When they visited the studio of Lea Nikel, the abstract painter commented that she never sold works in installments before but said “never before was I approached by a couple in their 20s.”
There is also a similarly vast collection in his home, “where we put paintings on the ceiling,” he offers. He claims he and his wife never sold a single work to date.
Rahav credits the late Leah Rabin, “the wife of [late prime minister] Yitzhak Rabin who was murdered on the altar of peace,” for the passion he and Hila now have for the arts.
Red electric words blaze across a screen used in Agent of Memory, gifted to Rahav for his support of the movie. The film is a documentary about art critic (and collector) Adam Baruch, made by his children Ido and Amalia Rosenblum.
On it, the names Pinchas Cohen Gan, Yechiel Shemi, and Rabbi Ovadia Yosef make their appearance, promising to crack the code of what it means to live here in this culture, then depart.
Baruch cultivated an ascetic public persona, while Rahav encourages his employees to grab a popsicle from the office icebox. Cohen cherishes the good fortune of knowing artists and bridging Jewish-Moroccan relations. Recanati honors a promise given to a much-loved parent. These three different personalities, their interests and passions, mirror the rich diversity of art – and collecting it – in our own time.

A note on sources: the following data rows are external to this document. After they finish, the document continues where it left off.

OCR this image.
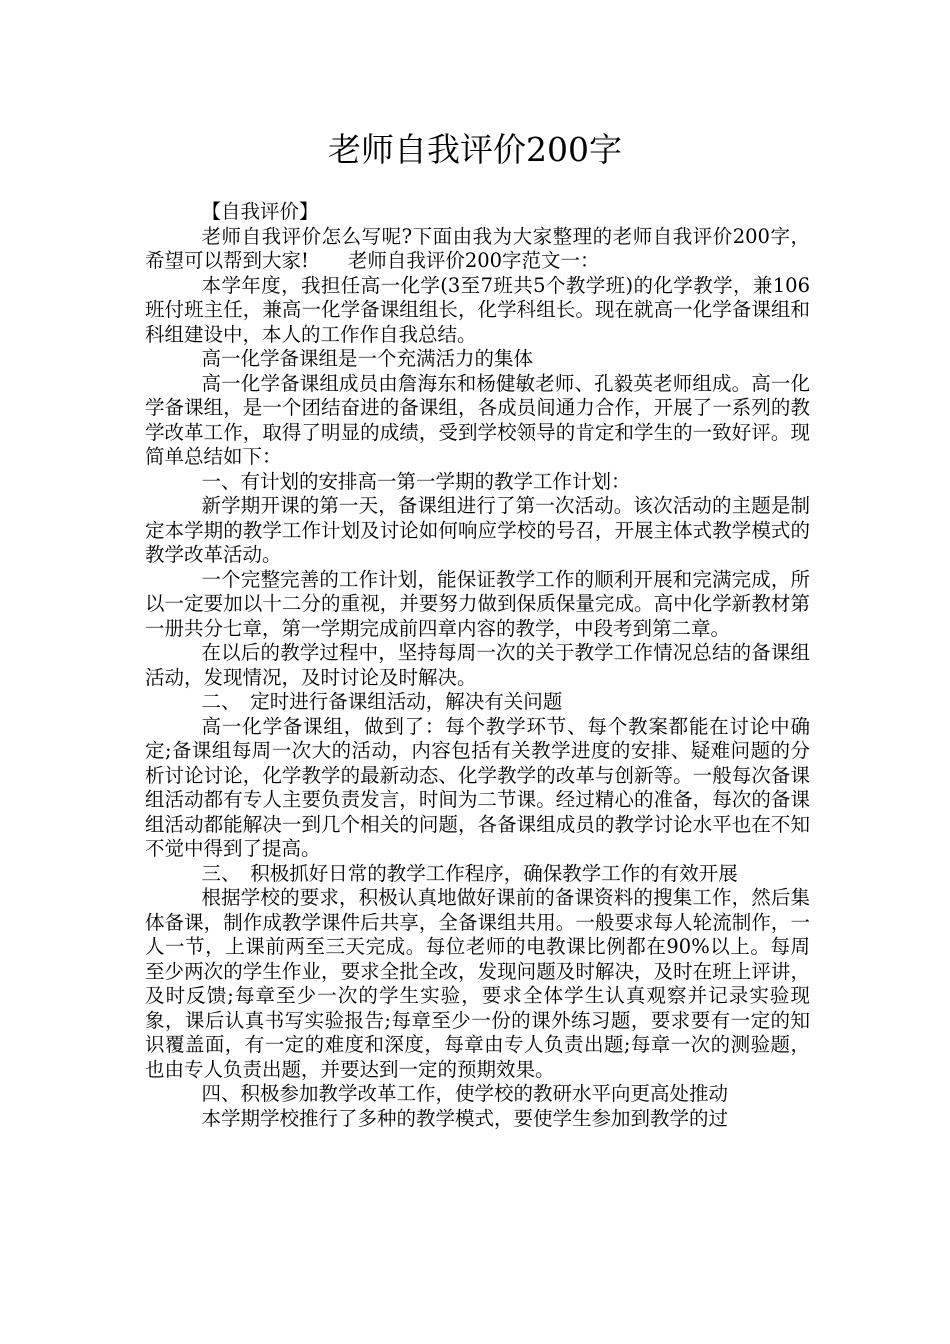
老师自我评价200字

【自我评价】

老师自我评价怎么写呢?下面由我为大家整理的老师自我评价200字，希望可以帮到大家!　　老师自我评价200字范文一：

本学年度，我担任高一化学(3至7班共5个教学班)的化学教学，兼106班付班主任，兼高一化学备课组组长，化学科组长。现在就高一化学备课组和科组建设中，本人的工作作自我总结。

高一化学备课组是一个充满活力的集体

高一化学备课组成员由詹海东和杨健敏老师、孔毅英老师组成。高一化学备课组，是一个团结奋进的备课组，各成员间通力合作，开展了一系列的教学改革工作，取得了明显的成绩，受到学校领导的肯定和学生的一致好评。现简单总结如下：

一、有计划的安排高一第一学期的教学工作计划：

新学期开课的第一天，备课组进行了第一次活动。该次活动的主题是制定本学期的教学工作计划及讨论如何响应学校的号召，开展主体式教学模式的教学改革活动。

一个完整完善的工作计划，能保证教学工作的顺利开展和完满完成，所以一定要加以十二分的重视，并要努力做到保质保量完成。高中化学新教材第一册共分七章，第一学期完成前四章内容的教学，中段考到第二章。

在以后的教学过程中，坚持每周一次的关于教学工作情况总结的备课组活动，发现情况，及时讨论及时解决。

二、　定时进行备课组活动，解决有关问题

高一化学备课组，做到了：每个教学环节、每个教案都能在讨论中确定;备课组每周一次大的活动，内容包括有关教学进度的安排、疑难问题的分析讨论讨论，化学教学的最新动态、化学教学的改革与创新等。一般每次备课组活动都有专人主要负责发言，时间为二节课。经过精心的准备，每次的备课组活动都能解决一到几个相关的问题，各备课组成员的教学讨论水平也在不知不觉中得到了提高。

三、　积极抓好日常的教学工作程序，确保教学工作的有效开展

根据学校的要求，积极认真地做好课前的备课资料的搜集工作，然后集体备课，制作成教学课件后共享，全备课组共用。一般要求每人轮流制作，一人一节，上课前两至三天完成。每位老师的电教课比例都在90%以上。每周至少两次的学生作业，要求全批全改，发现问题及时解决，及时在班上评讲，及时反馈;每章至少一次的学生实验，要求全体学生认真观察并记录实验现象，课后认真书写实验报告;每章至少一份的课外练习题，要求要有一定的知识覆盖面，有一定的难度和深度，每章由专人负责出题;每章一次的测验题，也由专人负责出题，并要达到一定的预期效果。

四、积极参加教学改革工作，使学校的教研水平向更高处推动

本学期学校推行了多种的教学模式，要使学生参加到教学的过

Gates by Dina Recanati will open on Friday, June 3, at 11 a.m. at Gordon Gallery (6 Hapelech St. Tel Aviv) Opening Hours: Thursday 11 a.m. to 5 p.m.; Friday 10 a.m. to 2 p.m. and Saturday 10 a.m. to 1 p.m. Gestures – Works from the Philippe Cohen Collection is shown until Friday, May 27. Kibbutzim College of Education Technology and the Arts Opening Hours: Thursday 4 p.m. to 8 p.m.; Friday 11 a.m. to 2 p.m. 9 Ahad Ha’am St. Tel Aviv (Curator Drorit Gur Arie).